No big deal for smart advertisers
P&G may have the leverage to make its own rules for TV buys, but that doesn’t mean that other advertisers can’t follow some of the same practices. In fact, some upstart brands are already doing it, possibly taking market share away from P&G.
The “information asymmetry” that Pritchard mentions – where media buyers have a better view of the data – has been swinging back toward the marketer for a while. Greater measurement and more agile buying are helping smaller, leaner operations access TV media, especially in the DTC space. If viewership is down but media rates are up, advertisers don’t need to grit their teeth and make a buy. They can simply walk away and go a different route to access the audience, whether that’s through a streaming platform or a programmatic buy.
The other piece of this is that advertisers can’t do without agencies. P&G has been slowly moving away from using agencies in a traditional media-buying sense, but that doesn’t make them disposable. Brands still need the added value that these agencies provide, but they don’t need help executing deals.

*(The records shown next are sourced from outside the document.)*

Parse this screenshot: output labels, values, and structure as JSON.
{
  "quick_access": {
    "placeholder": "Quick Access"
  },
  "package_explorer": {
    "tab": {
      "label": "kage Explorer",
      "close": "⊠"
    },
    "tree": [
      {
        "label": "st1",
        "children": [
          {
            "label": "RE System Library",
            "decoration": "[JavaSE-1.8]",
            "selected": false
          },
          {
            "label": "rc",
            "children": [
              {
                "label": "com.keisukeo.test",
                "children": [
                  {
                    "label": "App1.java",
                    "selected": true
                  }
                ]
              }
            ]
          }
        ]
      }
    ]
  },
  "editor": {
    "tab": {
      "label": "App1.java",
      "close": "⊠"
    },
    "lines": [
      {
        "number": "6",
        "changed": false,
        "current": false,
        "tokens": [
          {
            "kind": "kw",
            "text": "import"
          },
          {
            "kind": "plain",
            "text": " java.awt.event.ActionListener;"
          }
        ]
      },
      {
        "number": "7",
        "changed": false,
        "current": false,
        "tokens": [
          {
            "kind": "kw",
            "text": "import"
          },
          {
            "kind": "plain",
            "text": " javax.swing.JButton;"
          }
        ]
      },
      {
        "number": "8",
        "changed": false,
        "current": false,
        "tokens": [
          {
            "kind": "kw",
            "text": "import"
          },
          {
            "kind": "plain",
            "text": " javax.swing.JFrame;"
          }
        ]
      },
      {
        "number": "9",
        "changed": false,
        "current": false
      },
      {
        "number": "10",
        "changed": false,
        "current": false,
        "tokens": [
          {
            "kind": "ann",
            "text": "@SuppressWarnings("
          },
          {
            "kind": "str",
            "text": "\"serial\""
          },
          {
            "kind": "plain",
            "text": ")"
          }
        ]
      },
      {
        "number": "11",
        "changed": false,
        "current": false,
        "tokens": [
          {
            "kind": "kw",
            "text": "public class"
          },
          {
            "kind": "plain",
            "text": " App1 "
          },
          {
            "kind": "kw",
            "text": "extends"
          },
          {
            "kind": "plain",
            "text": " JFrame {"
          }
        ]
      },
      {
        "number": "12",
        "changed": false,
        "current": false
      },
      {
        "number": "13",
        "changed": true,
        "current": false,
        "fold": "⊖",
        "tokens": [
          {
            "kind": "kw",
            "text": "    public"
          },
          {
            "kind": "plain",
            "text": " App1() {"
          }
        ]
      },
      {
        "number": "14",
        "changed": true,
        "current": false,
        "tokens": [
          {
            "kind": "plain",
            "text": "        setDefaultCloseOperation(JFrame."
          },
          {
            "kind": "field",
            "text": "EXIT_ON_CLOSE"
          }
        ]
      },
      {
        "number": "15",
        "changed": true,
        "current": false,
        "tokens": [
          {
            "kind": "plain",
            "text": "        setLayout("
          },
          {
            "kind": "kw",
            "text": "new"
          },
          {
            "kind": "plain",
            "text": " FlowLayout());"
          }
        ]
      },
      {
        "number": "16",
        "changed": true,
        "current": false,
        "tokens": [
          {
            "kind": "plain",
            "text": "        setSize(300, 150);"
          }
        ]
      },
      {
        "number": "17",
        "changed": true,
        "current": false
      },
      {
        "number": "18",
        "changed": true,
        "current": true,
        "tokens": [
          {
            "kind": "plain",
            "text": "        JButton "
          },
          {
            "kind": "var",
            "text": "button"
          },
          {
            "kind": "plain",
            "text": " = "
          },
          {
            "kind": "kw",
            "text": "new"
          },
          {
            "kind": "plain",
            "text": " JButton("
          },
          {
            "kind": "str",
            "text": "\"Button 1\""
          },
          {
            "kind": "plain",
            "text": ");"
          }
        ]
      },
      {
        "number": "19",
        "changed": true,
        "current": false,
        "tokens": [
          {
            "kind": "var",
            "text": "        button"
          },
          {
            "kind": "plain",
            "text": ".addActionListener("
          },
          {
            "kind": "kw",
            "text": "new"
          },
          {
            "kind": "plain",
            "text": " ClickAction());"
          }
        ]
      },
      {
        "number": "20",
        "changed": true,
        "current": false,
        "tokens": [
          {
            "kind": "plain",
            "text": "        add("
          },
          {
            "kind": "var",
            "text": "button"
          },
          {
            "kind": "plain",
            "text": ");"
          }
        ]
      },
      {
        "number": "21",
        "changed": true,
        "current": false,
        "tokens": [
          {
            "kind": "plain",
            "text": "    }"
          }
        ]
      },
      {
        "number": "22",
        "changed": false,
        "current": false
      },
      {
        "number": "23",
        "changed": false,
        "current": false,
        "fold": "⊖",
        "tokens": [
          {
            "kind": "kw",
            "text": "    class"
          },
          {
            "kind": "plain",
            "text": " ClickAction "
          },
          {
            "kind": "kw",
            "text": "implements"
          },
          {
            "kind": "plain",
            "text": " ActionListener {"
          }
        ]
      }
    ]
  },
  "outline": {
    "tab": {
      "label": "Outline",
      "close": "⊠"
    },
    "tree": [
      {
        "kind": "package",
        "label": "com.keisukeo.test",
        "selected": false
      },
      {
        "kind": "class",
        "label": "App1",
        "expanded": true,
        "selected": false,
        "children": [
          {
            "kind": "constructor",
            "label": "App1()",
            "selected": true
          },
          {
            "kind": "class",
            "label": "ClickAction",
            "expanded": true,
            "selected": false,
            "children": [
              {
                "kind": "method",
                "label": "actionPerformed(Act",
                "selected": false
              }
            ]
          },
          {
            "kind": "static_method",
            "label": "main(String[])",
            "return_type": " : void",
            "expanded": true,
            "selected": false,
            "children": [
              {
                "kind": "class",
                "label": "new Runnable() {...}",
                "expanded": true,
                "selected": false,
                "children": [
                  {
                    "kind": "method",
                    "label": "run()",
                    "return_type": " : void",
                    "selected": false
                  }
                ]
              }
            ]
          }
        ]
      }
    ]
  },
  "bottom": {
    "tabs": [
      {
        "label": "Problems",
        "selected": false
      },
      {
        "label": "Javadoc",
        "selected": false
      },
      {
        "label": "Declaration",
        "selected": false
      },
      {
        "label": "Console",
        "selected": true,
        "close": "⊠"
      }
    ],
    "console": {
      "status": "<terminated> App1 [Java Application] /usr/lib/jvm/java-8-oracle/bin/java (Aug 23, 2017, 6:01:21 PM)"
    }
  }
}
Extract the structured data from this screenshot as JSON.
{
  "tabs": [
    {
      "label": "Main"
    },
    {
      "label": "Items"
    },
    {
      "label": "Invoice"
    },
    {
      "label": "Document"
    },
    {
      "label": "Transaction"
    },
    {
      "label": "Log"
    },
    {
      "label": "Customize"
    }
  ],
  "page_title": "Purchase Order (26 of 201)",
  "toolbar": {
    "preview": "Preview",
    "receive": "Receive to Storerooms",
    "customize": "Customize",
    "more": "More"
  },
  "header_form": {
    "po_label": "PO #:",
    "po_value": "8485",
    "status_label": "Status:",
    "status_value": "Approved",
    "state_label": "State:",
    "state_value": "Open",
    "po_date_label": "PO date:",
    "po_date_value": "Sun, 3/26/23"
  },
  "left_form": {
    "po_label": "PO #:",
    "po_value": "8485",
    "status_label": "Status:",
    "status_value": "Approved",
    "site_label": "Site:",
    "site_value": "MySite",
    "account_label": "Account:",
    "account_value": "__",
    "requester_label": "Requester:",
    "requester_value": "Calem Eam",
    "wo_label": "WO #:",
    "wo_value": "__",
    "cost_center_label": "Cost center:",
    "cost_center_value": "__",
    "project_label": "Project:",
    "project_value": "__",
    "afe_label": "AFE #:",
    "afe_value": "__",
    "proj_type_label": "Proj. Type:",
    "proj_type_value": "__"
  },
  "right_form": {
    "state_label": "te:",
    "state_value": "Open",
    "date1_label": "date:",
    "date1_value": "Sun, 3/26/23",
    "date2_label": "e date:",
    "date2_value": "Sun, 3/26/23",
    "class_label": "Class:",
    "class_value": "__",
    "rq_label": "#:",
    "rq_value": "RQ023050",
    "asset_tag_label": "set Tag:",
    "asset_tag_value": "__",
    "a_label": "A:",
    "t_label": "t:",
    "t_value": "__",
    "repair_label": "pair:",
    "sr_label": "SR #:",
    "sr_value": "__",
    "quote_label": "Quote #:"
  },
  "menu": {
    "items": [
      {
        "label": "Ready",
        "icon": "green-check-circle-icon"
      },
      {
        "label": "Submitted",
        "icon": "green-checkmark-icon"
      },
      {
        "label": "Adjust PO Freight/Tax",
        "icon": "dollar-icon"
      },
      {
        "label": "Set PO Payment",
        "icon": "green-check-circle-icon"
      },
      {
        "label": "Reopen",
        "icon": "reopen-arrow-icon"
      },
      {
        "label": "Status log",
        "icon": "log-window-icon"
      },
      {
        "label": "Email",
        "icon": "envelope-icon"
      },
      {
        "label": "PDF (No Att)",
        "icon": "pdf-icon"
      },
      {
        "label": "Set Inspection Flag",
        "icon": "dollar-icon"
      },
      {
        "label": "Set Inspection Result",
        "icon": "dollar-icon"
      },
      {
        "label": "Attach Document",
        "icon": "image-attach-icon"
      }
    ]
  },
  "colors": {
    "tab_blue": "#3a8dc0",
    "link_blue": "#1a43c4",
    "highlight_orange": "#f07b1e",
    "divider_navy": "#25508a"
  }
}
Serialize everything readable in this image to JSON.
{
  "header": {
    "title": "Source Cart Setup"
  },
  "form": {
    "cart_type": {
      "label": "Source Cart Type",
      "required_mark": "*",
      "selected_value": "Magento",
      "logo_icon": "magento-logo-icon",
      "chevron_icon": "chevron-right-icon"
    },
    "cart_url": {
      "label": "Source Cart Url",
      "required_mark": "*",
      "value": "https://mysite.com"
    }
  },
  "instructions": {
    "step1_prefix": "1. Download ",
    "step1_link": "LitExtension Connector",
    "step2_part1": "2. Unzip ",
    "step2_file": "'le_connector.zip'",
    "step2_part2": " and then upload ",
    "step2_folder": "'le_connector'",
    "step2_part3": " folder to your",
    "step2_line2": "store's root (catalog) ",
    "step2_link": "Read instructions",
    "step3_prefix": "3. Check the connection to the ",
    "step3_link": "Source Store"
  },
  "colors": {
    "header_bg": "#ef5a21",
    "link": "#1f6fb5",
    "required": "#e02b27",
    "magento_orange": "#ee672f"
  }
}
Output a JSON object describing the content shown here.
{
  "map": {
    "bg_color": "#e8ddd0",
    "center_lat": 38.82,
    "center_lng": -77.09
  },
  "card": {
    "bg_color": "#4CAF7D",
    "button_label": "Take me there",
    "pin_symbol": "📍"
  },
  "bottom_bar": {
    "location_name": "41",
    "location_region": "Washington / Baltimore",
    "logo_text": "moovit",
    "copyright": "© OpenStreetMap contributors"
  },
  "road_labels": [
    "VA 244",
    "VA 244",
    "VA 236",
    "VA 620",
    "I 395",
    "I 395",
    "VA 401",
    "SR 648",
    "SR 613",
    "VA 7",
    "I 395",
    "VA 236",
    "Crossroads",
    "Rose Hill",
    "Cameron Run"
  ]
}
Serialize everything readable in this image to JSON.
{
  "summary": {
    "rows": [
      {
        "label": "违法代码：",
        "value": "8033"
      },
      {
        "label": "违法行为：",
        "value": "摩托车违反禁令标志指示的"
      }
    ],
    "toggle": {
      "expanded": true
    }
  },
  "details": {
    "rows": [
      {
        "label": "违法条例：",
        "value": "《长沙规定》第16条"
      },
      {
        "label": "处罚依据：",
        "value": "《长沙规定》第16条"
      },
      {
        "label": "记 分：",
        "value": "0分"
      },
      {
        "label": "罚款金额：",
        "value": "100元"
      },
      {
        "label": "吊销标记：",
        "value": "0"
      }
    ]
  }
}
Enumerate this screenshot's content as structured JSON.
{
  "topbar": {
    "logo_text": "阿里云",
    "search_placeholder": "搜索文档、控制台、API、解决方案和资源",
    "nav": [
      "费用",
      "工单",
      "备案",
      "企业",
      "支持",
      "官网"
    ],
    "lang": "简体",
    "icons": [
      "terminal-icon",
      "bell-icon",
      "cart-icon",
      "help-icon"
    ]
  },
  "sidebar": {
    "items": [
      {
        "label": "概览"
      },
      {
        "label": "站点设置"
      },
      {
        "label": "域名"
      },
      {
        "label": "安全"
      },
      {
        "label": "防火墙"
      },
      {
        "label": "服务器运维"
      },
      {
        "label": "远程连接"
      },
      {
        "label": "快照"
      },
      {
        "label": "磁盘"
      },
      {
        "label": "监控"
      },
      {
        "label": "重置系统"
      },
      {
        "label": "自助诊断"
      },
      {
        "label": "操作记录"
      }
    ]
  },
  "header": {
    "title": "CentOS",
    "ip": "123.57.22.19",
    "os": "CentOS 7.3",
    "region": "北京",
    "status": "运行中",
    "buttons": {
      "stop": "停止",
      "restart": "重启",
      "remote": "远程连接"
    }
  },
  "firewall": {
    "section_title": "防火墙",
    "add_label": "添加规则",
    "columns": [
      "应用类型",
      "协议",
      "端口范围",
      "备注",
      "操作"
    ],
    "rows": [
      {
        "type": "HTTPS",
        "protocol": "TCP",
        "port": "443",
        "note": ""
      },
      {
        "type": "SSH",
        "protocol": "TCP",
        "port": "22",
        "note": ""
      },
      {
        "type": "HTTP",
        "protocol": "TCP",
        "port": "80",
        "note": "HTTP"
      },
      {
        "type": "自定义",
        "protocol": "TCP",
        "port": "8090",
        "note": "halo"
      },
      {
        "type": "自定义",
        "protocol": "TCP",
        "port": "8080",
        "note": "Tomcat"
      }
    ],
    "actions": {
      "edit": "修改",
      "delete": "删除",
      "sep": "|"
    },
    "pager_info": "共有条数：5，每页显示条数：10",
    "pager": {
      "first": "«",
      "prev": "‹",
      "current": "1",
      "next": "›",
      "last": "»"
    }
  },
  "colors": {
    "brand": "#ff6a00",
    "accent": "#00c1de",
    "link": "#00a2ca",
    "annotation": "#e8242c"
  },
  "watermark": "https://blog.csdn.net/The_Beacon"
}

They need partners that can help with measurement so that they can solve issues of frequency capping, inventory pricing and bridging an increasingly fragmented TV market.
For many ad buyers, P&G’s move away from the upfronts is simply an acknowledgement that one of the biggest marketers in the country is catching on to what more nimble brands are already doing. For agency holding companies, it might be the final wake-up call they need to push forward with an evolution from buyers to bridges, able to help brands fill in the gaps on their media buys across all channels.